7 Replies Latest reply on Aug 23, 2007 12:24 PM by christian.bauer

    using DAO design pattern with Seam apps

    asookazian

      anybody know what the advantages/disadvantages are of using Data access objects with Seam? Apparently Seam supports this (it's in the Yuan book). Not sure if any of the examples in the Seam download used it or not. thx.

        • 1. Re: using DAO design pattern with Seam apps
          thejavafreak

          The advantage is that you can use the same DAO object by other service.

          • 2. Re: using DAO design pattern with Seam apps
            asookazian

            The Rod Johnson book entitled "J2EE development without EJB" suggests NOT using DAO pattern when the business tier components are doing mostly persistence code. In that case, it's not worth abstracting the data access tier.

            In Pro Spring book, the writer(s) do not recommend a 1-to-1 ratio of DAO to tables in RDBMS.

            How would you implement caching using DAO pattern w/ SEAM?

            In SEAM apps, it seams to me the SFSB's are doing mostly persistence api work. So perhaps that's why the examples in the SEAM distribution do not use DAO?

            • 3. Re: using DAO design pattern with Seam apps
              christian.bauer

              Don't quote Rod Johnson bullshit here. In the same book he goes on and basically tells you to not use an ORM software. Don't believe anything he says about data management because he obviously doesn't know what he is talking about.

              The fact is that instead of asking "Should I have DAOs" you should ask "what are good reasons for using DAOs". Once you have that list in front of you, you can make an informed decision.

              I have listed common reasons for having (and not having) DAOs in my book. Because it is not a simple list but a whole section, I can't quote it here. Go get the ebook.

              And yes, I use a DAO-like pattern in my Seam application.

              • 4. Re: using DAO design pattern with Seam apps
                asookazian

                I actually was reading your (and Gavin's) book last nite as well (JPA and Hibernate) and did see some info on DAO as well as factory pattern.

                That book is well written and useful by the way. thx for the feedback.

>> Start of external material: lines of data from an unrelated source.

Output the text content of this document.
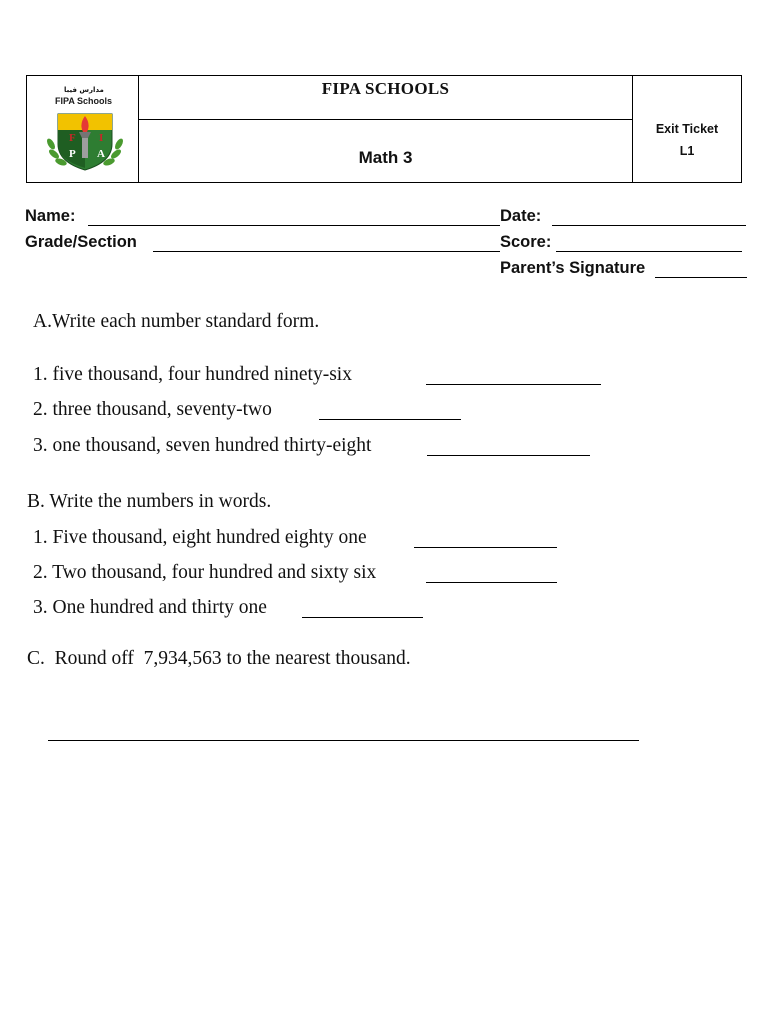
مدارس فيبا
FIPA Schools
F I
P A
FIPA SCHOOLS
Math 3
Exit Ticket
L1
Name:	Date:
Grade/Section	Score:
Parent’s Signature
A.Write each number standard form.
1. five thousand, four hundred ninety-six
2. three thousand, seventy-two
3. one thousand, seven hundred thirty-eight
B. Write the numbers in words.
1. Five thousand, eight hundred eighty one
2. Two thousand, four hundred and sixty six
3. One hundred and thirty one
C. Round off  7,934,563 to the nearest thousand.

                I'm not sure how much of the "EJB bashing" that Rod does in that book applies to EJB 3.0 (much less probly).

                I'm just really hoping that a SEAM heuristics/best practices book comes out soon... This is our main frustration area...

                • 5. Re: using DAO design pattern with Seam apps
                  asookazian

                   

                  "christian.bauer@jboss.com" wrote:
                  Don't quote Rod Johnson bullshit here. In the same book he goes on and basically tells you to not use an ORM software. Don't believe anything he says about data management because he obviously doesn't know what he is talking about.


                  First off I'm not a big advocate of Spring. I think pulling a lot of code into XML is a disaster in most cases. And I think Seam is a big improvement over Struts + EJB 2.x technology from a developer's perspective at least. But Spring integrates out of the box with Hibernate (versions 2 and 3), JDO (versions 1 and 2), TopLink. If Johnson was anti-ORM, why would this be the case then?

                  To be faire here, his basic premise is in some cases it's advantageous to use ORM and some cases not (use JDBC or iBATIS as myspace.com does for added flexibility). I'm not saying he's right or wrong, just wanted to let his stance be known all here...

                  • 6. Re: using DAO design pattern with Seam apps
                    monkeyden

                    I'm not sure MySpace can be used as the model for anything but a poorly designed and implemented application. I see CFM and ASP pages on that site and it bombs frequently. Looks like some college kids cranked that out between classes. What does this have to do with Seam, or even enterprise applications?

                    • 7. Re: using DAO design pattern with Seam apps
                      christian.bauer

                       


                      But Spring integrates out of the box with Hibernate (versions 2 and 3), JDO (versions 1 and 2), TopLink. If Johnson was anti-ORM, why would this be the case then?


                      There are several years between these events (not liking ORM, selling early Spring to early Hibernate users, adding more wrappers for other tools, and so on). I have no doubt that Rod Johnson now understands ORM better than in his first book and that he realized at some point that the fast adoption of Spring can be attributed to its function as a Hibernate wrapper.